How can I talk positively about Israel? It’s the most liberal and progressive country in the Middle East. It’s the only country where it’s legal and safe to be openly gay for example, and it’s the only country there that holds annual pride.
It’s a middle eastern country where I, as a secular woman, can dress how I want, marry who I want, get abortions if I needed, own property, own money, have a prestigious job, and *checks notes* drive.
It’s also the only Jewish country in the world. It’s the place I’ve felt the safest and happiest, surrounded by my own people and family and sometimes I wish my parents and I never left, because I am personally feeling the antisemitism when I march peacefully and get nasty comments, or when I lose long time close friends left and right for being a “genocidal Zionist”, or when I see antisemitic graffiti and signs everywhere I walk.
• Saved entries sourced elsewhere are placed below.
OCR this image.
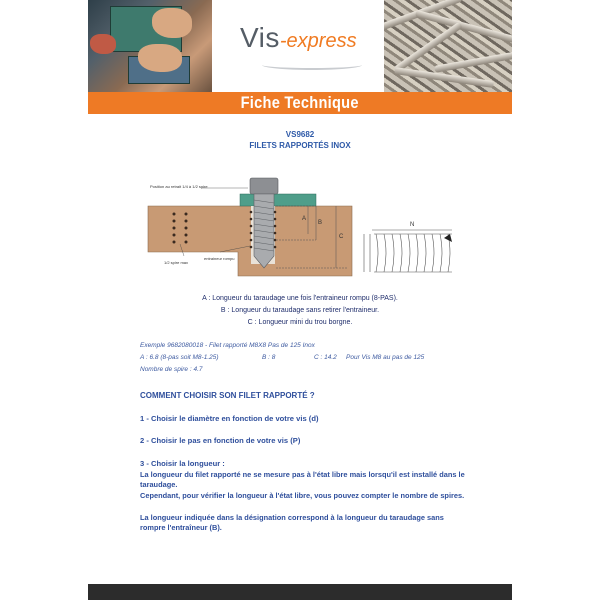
Vis-express
Fiche Technique
VS9682
FILETS RAPPORTÉS INOX
Position au retrait 1/4 à 1/2 spire
1/2 spire max
entraineur rompu
A
B
C
N
A : Longueur du taraudage une fois l'entraineur rompu (8-PAS).
B : Longueur du taraudage sans retirer l'entraineur.
C : Longueur mini du trou borgne.
Exemple 9682080018 - Filet rapporté M8X8 Pas de 125 Inox
A : 6.8 (8-pas soit M8-1.25)	B : 8	C : 14.2 Pour Vis M8 au pas de 125
Nombre de spire : 4.7
COMMENT CHOISIR SON FILET RAPPORTÉ ?
1 - Choisir le diamètre en fonction de votre vis (d)
2 - Choisir le pas en fonction de votre vis (P)
3 - Choisir la longueur :
La longueur du filet rapporté ne se mesure pas à l'état libre mais lorsqu'il est installé dans le taraudage.
Cependant, pour vérifier la longueur à l'état libre, vous pouvez compter le nombre de spires.
La longueur indiquée dans la désignation correspond à la longueur du taraudage sans rompre l'entraîneur (B).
My taxes in Israel would pay for hospitals that treat people from all around the world including Palestinian children for free. It would pay for the iron dome that keeps my family safe.
My taxes in America have been used to oppress women, and for horrific military actions, etc. and America itself is LITERALLY built on colonial genocide and the backs of slaves. Slightly related, most of North Africa was colonized by Arabs who ran a larger slave trade than the US. I’ve never learned that in school! I’ve never seen anyone talk about that! I’ve never seen Americans or Arabs in other countries get attacked for these things (to be fair, I’m very aware of the racism Arabs and Muslims did feel in the US after 9/11 and I absolutely condemn it).
This same America also lifted sanctions on Iran, allowing it to spare money to give to Hamas to buy weapons and slaughter my people to start this fucking war.
So you ask why I’m saving money to eventually move to Israel from America? I hope I’ve answered as thoroughly as I can. You can go ahead and fact check me through non- biased media. And go ahead and look up “list of terrorist attacks on Israel” while you’re at it too. I’d rather face rockets than continue to live in a country that lets antisemitism (and mass shootings for that matter) run rampant.